Dean berbalik dan keluar Mushola. Di pikiranku hanya ada Dean dan Serya. Apa yang akan dilakukan Dean kepada Serya? Walaupun badan Dean lebih besar dari Serya, tetap saja Serya itu lebih tua. Aku terlalu khawatir sama Dean.
"Mbak Reha asik banget ya malem ini disamperin 2 cowok keren." kata Mawar tiba-tiba.
"Iya nih. Jadi iri yaaaa." kata Diah menimpali.
"Kalian apaan sih. Berlebihan." kataku berusaha mengelak.
Seandainya mereka tahu kalau kedatangan 2 cowok itu justru bikin pusing, bikin otak sama hatiku rajin banget berantem malem ini, bikin Ibe uring-uringan, bikin Dean emosi, aaaaaah!
Beberapa menit kemudian Dean kembali. Aku bersyukur dia baik-baik saja. Tadinya aku berpikir dia dan Serya akan...ah sudahlah lupakan.
***

"Serya. Buka pintunya!" Dean menghampiri Serya di mobilnya.
"Eh, Dean.
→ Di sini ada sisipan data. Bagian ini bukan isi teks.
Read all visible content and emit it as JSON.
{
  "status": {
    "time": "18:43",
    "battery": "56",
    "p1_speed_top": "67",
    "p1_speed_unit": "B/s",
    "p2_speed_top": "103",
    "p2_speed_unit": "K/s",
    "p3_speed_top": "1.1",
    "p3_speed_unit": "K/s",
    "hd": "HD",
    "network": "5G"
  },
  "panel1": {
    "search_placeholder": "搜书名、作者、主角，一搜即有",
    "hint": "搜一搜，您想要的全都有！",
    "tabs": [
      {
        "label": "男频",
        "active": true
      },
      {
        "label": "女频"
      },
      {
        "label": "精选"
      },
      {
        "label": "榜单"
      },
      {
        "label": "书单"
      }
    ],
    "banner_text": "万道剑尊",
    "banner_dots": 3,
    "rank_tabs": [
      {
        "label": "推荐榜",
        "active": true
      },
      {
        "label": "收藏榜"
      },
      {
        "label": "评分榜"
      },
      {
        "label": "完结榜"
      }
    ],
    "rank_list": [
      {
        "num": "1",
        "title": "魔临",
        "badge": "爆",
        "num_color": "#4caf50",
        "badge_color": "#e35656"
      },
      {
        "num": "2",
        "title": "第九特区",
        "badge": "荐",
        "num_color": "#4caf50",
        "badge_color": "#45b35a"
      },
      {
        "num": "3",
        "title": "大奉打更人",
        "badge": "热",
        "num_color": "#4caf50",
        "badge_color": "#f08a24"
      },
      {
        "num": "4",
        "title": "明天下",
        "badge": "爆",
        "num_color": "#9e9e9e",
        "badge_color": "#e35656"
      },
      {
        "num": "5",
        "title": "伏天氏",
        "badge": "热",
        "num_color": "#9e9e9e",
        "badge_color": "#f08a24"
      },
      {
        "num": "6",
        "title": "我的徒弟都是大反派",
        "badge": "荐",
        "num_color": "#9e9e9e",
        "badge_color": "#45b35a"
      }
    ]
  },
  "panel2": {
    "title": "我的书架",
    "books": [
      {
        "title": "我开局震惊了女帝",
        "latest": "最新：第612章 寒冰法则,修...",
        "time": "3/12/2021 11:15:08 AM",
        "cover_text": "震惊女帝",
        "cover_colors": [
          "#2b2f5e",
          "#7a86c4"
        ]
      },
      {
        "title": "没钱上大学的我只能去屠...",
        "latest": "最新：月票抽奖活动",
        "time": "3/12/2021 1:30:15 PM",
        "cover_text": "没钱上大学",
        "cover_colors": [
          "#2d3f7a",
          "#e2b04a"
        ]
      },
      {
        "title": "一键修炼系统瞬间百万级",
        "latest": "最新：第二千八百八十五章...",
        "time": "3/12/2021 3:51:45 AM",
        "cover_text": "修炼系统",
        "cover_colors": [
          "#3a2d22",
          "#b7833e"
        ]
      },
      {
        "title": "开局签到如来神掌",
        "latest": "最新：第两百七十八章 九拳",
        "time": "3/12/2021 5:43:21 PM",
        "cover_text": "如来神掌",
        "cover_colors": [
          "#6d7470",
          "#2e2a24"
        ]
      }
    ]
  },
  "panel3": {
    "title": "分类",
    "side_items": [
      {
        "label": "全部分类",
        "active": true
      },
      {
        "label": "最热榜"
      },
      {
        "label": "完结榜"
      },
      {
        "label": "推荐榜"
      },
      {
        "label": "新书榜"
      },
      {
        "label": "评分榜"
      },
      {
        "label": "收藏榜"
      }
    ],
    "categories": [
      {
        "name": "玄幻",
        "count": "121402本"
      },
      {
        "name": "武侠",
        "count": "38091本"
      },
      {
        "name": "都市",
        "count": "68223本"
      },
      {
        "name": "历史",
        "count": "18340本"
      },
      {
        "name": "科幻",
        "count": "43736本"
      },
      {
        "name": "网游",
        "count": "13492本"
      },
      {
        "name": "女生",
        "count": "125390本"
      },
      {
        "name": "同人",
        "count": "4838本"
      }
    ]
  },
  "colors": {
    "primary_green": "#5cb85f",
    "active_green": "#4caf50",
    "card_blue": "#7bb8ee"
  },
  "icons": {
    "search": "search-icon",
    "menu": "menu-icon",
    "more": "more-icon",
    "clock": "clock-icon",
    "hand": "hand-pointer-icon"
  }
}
Kenapa?" tanya Serya santai.
"Mau ngapain nyariin Mbak Reha??" kata Dean menahan emosinya.
"Ngga ngapa-ngapain kok. Aku cuma mau ngomong sama dia."
"Aku ngga mau tahu deh kamu ngomong apa sama Mbak Reha. Tapi kalau sampai Mbak Reha kenapa-kenapa dan kamu macem-macem, aku ngga bakal diem aja!"
"Iya, Dean. Ngga bakalan aku apa-apain kok Mbaknya kamu."
"Oke. Aku pegang kata-katamu. Selamat nunggu. Eh, tapi kayaknya kamu bakal bosen trus pulang duluan. Hhh." kata Dean sinis sambil berlalu meninggalkan Serya.
Serya hanya menghela napas. Ia sama sekali tak heran dengan perlakuan Dean. Ia juga tidak berniat untuk pulang tanpa berhasil bicara dengan Reha.
***

"Abis ngapain, Dean?" kataku berusaha mencairkan suasana hati Dean.
"Cuma ngomong dikit sama Serya. Udah deh, lanjut tadarusnya aja." kata Dean santai.
Aku heran. Bagaimana Dean bisa sesantai itu sementara aku cemas memikirkannya. Sebenarnya aku cukup tersanjung, adik laki-lakiku satu-satunya sangat memperhatikan dan menyayangiku. Tapi kalau sudah begini keadaannya, lebih baik punya adik yang cuek saja deh.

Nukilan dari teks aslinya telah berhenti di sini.